Separate 'not liking' from stupid. Avoid labeling the other party's opinion as stupid. Although you may not like someone's point of view, it does not mean it is useless.

Correct for skewed vision. Run your ideas and opinions by a trusted third party before entering a difficult conversation. They may be able to point out holes in logic or show you another way of thinking that you might not have considered.

Don't assume they meant it. Work to give the other party the benefit of the doubt if you feel attacked. They're probably not as bad as you think they are -- and you're probably not as good as you think you are. Talk about contributions to break out of the "blame frame." Each person makes his or her own contributions to the situation; therefore, blame cannot be placed on any one party. Nobody wants to take the blame, but one might be willing to admit he or she contributed to the problem.

Embrace both stories with the "and" stance. Chances are there's some truth on both sides of the table. Acknowledge and embrace what's right about the other party's views by putting it alongside your own views with the word "and." Conflict is hard to resolve when it's either your story or my story. Most likely the true story is a bit of both.
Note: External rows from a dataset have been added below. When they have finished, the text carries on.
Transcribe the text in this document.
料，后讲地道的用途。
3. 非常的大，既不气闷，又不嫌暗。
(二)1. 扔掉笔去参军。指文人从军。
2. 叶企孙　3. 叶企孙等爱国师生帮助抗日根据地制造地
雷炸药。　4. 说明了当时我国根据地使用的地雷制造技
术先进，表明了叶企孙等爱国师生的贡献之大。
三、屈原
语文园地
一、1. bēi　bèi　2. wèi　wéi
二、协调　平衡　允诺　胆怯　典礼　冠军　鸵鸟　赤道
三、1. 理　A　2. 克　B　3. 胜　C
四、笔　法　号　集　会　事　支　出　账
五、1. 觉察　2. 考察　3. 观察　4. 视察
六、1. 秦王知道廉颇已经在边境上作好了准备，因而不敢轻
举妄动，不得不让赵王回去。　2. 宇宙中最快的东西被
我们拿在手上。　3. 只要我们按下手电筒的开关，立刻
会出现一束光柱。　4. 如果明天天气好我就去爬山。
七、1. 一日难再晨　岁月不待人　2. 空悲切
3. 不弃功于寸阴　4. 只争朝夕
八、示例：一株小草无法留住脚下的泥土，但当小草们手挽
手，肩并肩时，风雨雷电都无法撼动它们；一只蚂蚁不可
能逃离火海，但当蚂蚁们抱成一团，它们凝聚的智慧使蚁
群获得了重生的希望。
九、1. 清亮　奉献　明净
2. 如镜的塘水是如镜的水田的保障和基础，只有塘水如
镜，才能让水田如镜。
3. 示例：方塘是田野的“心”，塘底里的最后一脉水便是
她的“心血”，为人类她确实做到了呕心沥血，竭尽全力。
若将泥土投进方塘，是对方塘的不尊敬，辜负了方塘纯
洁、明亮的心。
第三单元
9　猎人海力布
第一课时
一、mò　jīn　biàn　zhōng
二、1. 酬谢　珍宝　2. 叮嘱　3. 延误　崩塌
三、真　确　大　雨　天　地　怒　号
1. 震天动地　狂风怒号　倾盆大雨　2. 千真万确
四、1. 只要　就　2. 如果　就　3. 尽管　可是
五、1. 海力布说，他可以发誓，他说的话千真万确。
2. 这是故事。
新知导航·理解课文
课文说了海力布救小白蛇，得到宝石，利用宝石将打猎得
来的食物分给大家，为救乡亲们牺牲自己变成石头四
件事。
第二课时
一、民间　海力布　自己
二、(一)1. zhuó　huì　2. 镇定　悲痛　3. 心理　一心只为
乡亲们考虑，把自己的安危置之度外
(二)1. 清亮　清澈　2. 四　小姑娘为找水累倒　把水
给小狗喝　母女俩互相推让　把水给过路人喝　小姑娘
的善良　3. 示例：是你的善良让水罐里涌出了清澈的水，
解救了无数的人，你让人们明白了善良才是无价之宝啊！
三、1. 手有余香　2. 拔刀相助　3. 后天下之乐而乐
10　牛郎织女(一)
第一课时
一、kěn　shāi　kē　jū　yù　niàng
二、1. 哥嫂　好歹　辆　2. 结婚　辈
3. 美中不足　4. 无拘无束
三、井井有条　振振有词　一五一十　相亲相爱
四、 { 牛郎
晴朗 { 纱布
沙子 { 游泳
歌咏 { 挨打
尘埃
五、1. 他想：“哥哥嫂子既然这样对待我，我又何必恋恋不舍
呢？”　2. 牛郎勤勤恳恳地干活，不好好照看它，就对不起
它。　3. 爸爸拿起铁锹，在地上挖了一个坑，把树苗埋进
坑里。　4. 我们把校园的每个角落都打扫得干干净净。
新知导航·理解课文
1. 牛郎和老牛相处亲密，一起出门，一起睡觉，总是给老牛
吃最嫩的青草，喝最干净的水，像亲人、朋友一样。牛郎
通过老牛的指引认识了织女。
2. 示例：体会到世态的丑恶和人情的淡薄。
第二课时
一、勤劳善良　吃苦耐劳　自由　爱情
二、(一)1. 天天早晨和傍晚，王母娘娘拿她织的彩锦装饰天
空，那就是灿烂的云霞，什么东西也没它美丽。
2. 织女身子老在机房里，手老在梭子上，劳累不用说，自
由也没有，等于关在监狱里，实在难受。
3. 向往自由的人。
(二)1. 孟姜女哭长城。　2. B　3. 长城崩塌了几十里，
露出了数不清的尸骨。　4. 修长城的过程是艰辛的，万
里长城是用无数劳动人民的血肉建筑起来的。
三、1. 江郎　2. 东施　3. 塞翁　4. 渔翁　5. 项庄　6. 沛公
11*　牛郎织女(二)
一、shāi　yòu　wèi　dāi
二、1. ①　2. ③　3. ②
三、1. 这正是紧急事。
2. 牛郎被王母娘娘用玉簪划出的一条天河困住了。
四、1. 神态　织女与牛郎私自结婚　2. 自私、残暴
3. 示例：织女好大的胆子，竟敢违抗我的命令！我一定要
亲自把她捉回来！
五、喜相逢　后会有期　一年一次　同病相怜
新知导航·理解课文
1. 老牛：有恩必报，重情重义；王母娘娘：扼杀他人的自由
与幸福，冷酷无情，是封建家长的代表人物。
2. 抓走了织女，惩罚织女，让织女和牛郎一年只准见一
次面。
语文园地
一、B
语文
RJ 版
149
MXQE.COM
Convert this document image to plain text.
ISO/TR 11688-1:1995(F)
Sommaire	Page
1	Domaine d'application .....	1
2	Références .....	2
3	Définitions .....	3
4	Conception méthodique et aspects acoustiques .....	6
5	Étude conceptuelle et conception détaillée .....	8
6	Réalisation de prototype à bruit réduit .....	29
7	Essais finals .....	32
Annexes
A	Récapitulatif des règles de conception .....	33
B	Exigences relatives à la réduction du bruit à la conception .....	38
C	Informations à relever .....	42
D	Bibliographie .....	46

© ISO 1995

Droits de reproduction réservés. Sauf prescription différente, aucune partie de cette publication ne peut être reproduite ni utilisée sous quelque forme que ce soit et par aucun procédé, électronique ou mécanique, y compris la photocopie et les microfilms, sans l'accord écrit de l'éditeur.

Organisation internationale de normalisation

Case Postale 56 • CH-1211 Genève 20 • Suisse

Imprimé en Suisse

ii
Focus on feelings to avoid judgments you will regret. It's much better to say, "I feel betrayed," rather than "You're a liar." One is a statement of your feelings; the other is a harsh, and potentially untrue, judgment.

If all else fails, find a third party you both trust. When at loggerheads with one another, take your cases to a third party rather than risk further damage to the relationship by continuing the argument. A separate party brings in an unbiased position and can give an honest opinion of the situation.